O mundo não é o mesmo sem meu pai. É difícil ir para casa sabendo que não vou encontrá-lo mais, que ele estará fazendo parte do mundo das lembranças. Conviver com a morte (paradoxal que seja) poderia ser simples, mas não o é. Esperar pelo tempo do esquecimento é penoso.
Meu pai teve uma morte digna, bela e significativa. Estávamos todos da sua família reunidos em uma pousada, às suas expensas, para comemorar os noventa anos de vida de minha mãe. Era um dia de festa, de alegria, de comemoração. Terminadas as festividades daquele sábado, recolheu-se ao quarto. E foi no quarto, minutos depois, longe de médicos, enfermeiros, aparelhos, hospital e perto de nós que terminou sua caminhada. Meu pai sempre foi assim, simples, direto e silencioso, como sua morte. De fato, não lhe caberia morrer na insensibilidade e impessoalidade de uma cama de hospital, travestido de aparelhos e tubos, ao som de um bip bip bip monótono e decrescente e cada vez mais espaçado. A nós também não caberia aguardar a notícia fatídica em algum corredor ou sala de espera. A ele sempre interessou a sua casa. A ele assentava a mesma roupa, o mesmo estilo, dia após dia. A seus ouvidos agradavam as sinfonias, que ele acompanhava como se o seu dedo fosse a batuta. Da última vez que ele foi internado – e em outras também –, o que lhe importava era sair logo do hospital:
- Quero ir para casa, quero ficar ao lado de sua mãe, meu filho! Estou com saudades dela!
As pessoas quando morrem são santificadas. A elas é reservado um lugar no paraíso, bem antes do juízo final. A morte tem essa capacidade de consumir, além do corpo, também os malfeitos. Meu pai não era um santo. Entretanto era, com certeza, um homem de princípios e de valores. E virtuoso. A simplicidade, o desprendimento, a moderação, a concisão, a serenidade, a compaixão e a modéstia eram suas companheiras.
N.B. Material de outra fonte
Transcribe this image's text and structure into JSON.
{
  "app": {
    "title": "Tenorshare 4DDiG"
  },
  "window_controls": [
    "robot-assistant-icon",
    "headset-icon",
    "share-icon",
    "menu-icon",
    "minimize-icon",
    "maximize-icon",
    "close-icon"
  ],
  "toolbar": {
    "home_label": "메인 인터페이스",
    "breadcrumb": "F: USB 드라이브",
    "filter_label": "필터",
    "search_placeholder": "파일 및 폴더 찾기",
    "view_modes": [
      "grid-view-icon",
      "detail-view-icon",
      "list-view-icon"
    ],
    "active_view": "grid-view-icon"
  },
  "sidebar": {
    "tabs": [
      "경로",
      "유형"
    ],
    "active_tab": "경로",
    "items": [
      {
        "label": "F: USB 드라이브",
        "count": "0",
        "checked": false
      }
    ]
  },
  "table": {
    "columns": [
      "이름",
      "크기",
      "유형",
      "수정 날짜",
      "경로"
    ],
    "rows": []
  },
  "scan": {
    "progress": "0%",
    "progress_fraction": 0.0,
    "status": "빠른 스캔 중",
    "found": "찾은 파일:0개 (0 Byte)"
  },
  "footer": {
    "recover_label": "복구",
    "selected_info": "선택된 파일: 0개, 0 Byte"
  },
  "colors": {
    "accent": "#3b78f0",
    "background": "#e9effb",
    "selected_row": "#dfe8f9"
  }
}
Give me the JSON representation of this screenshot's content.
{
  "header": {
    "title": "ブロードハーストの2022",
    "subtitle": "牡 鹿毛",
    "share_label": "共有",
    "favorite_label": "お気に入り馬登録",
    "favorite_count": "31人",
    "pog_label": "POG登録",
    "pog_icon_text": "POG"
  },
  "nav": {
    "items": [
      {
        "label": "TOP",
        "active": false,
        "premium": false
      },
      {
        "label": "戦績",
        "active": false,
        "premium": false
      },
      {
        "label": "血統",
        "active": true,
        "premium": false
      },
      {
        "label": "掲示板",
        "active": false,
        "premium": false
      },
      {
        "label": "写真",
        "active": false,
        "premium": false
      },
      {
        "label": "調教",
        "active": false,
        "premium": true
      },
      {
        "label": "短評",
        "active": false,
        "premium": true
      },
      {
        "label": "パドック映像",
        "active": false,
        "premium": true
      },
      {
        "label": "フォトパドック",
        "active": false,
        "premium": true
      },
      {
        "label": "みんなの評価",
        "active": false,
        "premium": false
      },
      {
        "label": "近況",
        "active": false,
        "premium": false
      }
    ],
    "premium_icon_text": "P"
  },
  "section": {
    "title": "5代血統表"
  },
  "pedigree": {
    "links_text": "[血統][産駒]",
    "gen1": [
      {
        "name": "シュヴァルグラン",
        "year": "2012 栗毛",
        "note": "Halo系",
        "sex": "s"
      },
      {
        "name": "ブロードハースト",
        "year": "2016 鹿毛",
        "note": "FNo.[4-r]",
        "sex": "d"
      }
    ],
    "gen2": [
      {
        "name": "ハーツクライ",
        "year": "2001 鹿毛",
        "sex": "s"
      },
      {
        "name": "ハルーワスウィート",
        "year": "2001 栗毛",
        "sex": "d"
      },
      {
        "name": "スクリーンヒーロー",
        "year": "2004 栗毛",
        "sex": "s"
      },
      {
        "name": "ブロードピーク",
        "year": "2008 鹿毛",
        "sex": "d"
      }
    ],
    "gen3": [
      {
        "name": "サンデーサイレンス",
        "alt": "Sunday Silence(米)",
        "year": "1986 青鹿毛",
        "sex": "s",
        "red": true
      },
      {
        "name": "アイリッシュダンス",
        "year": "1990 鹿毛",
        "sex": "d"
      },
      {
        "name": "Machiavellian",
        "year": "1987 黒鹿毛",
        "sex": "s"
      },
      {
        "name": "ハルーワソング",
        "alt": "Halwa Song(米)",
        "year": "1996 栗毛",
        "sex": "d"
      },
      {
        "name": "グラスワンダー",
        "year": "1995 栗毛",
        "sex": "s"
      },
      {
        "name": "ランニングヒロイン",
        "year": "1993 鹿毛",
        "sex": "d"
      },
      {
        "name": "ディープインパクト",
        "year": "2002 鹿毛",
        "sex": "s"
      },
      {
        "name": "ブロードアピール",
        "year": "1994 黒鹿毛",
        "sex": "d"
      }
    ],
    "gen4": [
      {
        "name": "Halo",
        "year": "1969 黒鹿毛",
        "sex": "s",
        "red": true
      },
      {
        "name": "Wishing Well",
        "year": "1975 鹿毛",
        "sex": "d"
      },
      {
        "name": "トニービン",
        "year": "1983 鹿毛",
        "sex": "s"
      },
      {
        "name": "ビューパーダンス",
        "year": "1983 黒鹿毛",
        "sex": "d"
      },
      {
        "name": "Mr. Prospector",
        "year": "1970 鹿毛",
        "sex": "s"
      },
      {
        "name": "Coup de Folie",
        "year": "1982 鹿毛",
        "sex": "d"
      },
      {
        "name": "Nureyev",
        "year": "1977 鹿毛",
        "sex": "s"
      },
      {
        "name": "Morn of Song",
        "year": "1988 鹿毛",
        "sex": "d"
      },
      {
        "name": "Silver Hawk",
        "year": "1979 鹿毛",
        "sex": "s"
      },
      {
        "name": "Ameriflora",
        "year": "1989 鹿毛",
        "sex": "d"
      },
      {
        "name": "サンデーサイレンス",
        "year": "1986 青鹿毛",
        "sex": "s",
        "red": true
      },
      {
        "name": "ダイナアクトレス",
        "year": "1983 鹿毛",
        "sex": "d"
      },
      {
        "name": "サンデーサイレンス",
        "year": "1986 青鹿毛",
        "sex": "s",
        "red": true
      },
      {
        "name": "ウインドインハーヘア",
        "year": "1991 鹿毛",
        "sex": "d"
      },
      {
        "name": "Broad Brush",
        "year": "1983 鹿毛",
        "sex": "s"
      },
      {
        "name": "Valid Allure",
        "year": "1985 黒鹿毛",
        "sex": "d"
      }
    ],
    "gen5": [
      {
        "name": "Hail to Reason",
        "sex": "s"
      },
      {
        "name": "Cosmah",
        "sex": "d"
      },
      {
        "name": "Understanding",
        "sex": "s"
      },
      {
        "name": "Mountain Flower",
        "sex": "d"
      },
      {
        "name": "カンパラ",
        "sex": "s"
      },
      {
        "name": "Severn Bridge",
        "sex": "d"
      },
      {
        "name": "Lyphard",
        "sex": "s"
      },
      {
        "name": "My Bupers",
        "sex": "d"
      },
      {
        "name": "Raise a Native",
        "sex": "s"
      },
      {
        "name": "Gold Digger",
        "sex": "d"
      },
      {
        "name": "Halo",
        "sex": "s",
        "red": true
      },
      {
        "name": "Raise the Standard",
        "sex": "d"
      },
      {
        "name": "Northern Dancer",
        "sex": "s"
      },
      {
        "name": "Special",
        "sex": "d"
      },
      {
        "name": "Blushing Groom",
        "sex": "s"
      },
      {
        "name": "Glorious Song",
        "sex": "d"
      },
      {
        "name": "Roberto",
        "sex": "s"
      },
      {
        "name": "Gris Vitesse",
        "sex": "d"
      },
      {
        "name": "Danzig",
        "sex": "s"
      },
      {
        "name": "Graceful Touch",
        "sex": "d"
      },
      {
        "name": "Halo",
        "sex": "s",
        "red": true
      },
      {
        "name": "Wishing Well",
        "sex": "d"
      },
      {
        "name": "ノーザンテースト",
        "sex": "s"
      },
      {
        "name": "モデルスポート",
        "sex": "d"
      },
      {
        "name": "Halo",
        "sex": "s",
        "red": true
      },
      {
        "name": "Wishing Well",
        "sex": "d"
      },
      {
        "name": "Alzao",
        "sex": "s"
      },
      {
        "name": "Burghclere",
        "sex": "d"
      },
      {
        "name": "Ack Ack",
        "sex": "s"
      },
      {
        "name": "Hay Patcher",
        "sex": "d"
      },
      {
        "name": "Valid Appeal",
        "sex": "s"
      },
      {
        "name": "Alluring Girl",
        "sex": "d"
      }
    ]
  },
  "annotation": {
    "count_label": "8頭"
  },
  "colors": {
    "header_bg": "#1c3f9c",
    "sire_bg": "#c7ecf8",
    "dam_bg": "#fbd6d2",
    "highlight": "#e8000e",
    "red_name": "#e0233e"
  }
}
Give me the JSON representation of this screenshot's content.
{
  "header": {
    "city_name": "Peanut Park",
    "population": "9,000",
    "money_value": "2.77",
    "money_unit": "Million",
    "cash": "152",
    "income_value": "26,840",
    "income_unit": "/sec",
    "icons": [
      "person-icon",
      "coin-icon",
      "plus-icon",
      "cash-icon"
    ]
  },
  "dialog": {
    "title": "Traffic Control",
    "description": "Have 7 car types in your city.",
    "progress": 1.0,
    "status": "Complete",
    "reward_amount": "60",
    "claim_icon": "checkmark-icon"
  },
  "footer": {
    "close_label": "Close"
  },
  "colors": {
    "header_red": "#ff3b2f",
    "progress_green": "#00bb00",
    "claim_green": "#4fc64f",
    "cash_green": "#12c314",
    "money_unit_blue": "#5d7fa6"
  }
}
Se eu pudesse simbolizar, abreviar seus ensinamentos e seu legado eu creio que poderiam ser essas três frases sugestivas que ele costumava repetir quando lhe davam oportunidade de falar: 1) não dê passos maiores que as pernas; 2) pouca coisa não se regra, acaba logo com isso que sossega; 3) paz e paciência. Há tanta sabedoria nisso!
A morte do meu pai veio com outros acontecimentos mais ou menos concomitantes. Duas de minhas irmãs viraram avós. Isto porque uma sobrinha minha tornou-se mãe e um sobrinho meu tornou-se pai. A vida segue seu rumo, inexorável. As gerações se sucedem e a minha se torna a dos avós. Meu pai, morto, perpetua seus genes, ainda que misturado, compartido com outros. Aliás, os seus nem são tão seus assim, que vieram de outros que lhe antecederam. Uma nova vida que surge é a vida se renovando. Deve ser por isso que comemoramos o nascimento.
“Não quero ir. A vida é tão boa!” Choramos diante da morte porque sabemos que a morte nos tira essa vida, que jamais teremos de volta. A morte nos lembra de que somos finitos. A possibilidade do paraíso não é consolo, a vida eterna não é consolo. Ninguém quer trocar uma pela outra! Mário Quintana disse que “a morte é a libertação total: a morte é quando a gente pode, afinal, estar deitado de sapato”. Hoje, quando eu chegar em casa vou me deitar de sapatos, sem culpa. Para quê esperar a morte para sentir a leveza da liberdade?
Quero viver, repito. Mas quando eu morrer eu quero morrer uma morte encantada, como foi a de meu pai. Ele morreu deitado numa cama quente e confortável, rodeado das pessoas que amava, fartas e felizes, jogando um jogo de buraco imaginário contra minha mãe. E creio que antes de seus olhos terem perdido o brilho da vida ele sonhou ter se levantado da cama e se despiu e então, totalmente nu, disse à minha mãe:
- Duas canastras limpas! Tô batido! – e o jogo acabou.